Hemen herkes, aniden tatlı bir şey yeme veya içme isteğine kapılmıştır. Ancak yeni bir araştırma, şekerli yiyeceklerin ve içeceklerin aşırı tüketimi ile depresyon arasında bir bağlantı bulduğunu belirttiği için bunu ölçülü bir şekilde yapmakta fayda var.
Journal of Translational Medicine’de yayınlanan yeni çalışma, İngiltere Biyobankası’ndan 180.000’den fazla gönüllünün yiyecek tercihlerini derin bir şekilde inceledi. Araştırmacılar, bu verileri incelemek için yapay zekayı kullanarak onları tercih ettikleri farklı yiyeceklere göre üç ana gruba ayırdı.
Ardından, grubun “yiyecek kişilik tiplerini” kullanarak, tatlı atıştırmalıklar ve şekerli içecekler gibi şekerli yiyeceklere daha fazla yönelen kişilerin bir şekilde depresyondan muzdarip olma olasılığının %31 daha fazla olduğunu buldular. Araştırmacılar, şekerli yiyecekleri aşırı tüketmek ile depresyon arasındaki bu şaşırtıcı bağlantının ötesinde, bu gruplarda kalp sorunları ve diyabet oranlarının da daha yüksek olduğunu buldular.
Tüm bu bulgular, sıklıkla tatlı isteği duyan ve bazen aşırıya kaçan kişiler için kesinlikle endişe verici olabilir. Elbette bu bulguların tamamı şaşırtıcı değil. Şekerli yiyecekler ile diyabet arasındaki bağlantı uzun zamandır inceleniyor ve biliniyor. Günümüzde şekerli yiyecekleri aşırı tüketmeye karşı yapılan uyarılar ve insanların daha sağlıklı yiyecek seçeneklerine yönelmeye çalışmasının ana sebeplerinden biri de budur.
Tek çözüm şekeri tamamen bırakmak değil
Ancak genel olarak, şekeri tamamen bırakmak tek çözüm değildir.

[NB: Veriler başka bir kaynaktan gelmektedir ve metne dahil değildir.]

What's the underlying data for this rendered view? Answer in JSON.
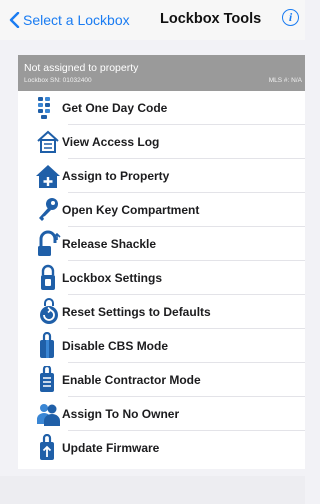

Hatta, British Nutrition Foundation, İngiltere’deki yetişkinlerin ortalama olarak günlük kalorilerinin yüzde dokuz ila 12,5’ini “serbest şekerlerden” aldıklarını söylüyor. Bunlar, doğal olarak bütün meyve ve sebzelerde bulunmayan içeceklere ve yiyeceklere eklenen şekerlerdir. Bu şekerin diyetinizden tamamen çıkarılması gerekmese de, tüketim miktarınıza dikkat etmenizde fayda olacaktır.
Eğer şekerli yiyecek ve içecekleri aşırı tüketmek ile depresyon arasındaki bağlantı doğrulanırsa, işlenmiş şekerlerden kaçınmak ve daha doğal olanlara yönelerek vücudunuzu sağlıklı tutmak için daha fazla sebep ortaya çıkmış olacak.
Yiyecekler ve içeceklerin sağlımızı nasıl etkilediği konusunda sürekli yeni (ve bazen daha öncekilerden farklı) bilgiler ortaya çıktığı için bu konuda mümkün olan en iyi anlayışa sahip olmak önemli. Örneğin, uzun yıllardır aşırıya kaçmadan içki içmenin bir sorun olmadığı düşünülüyordu, ancak yeni çalışmalar ara sıra içki içmenin bile sağlığınız için kötü olabileceğini gösteriyor.
Depresyon ve vücudumuz arasındaki tüm bağlantıları hala çözemediğimiz düşünülürse, yiyeceklerin bu bağlantıdaki rolünü anlamak oldukça önemli olacaktır.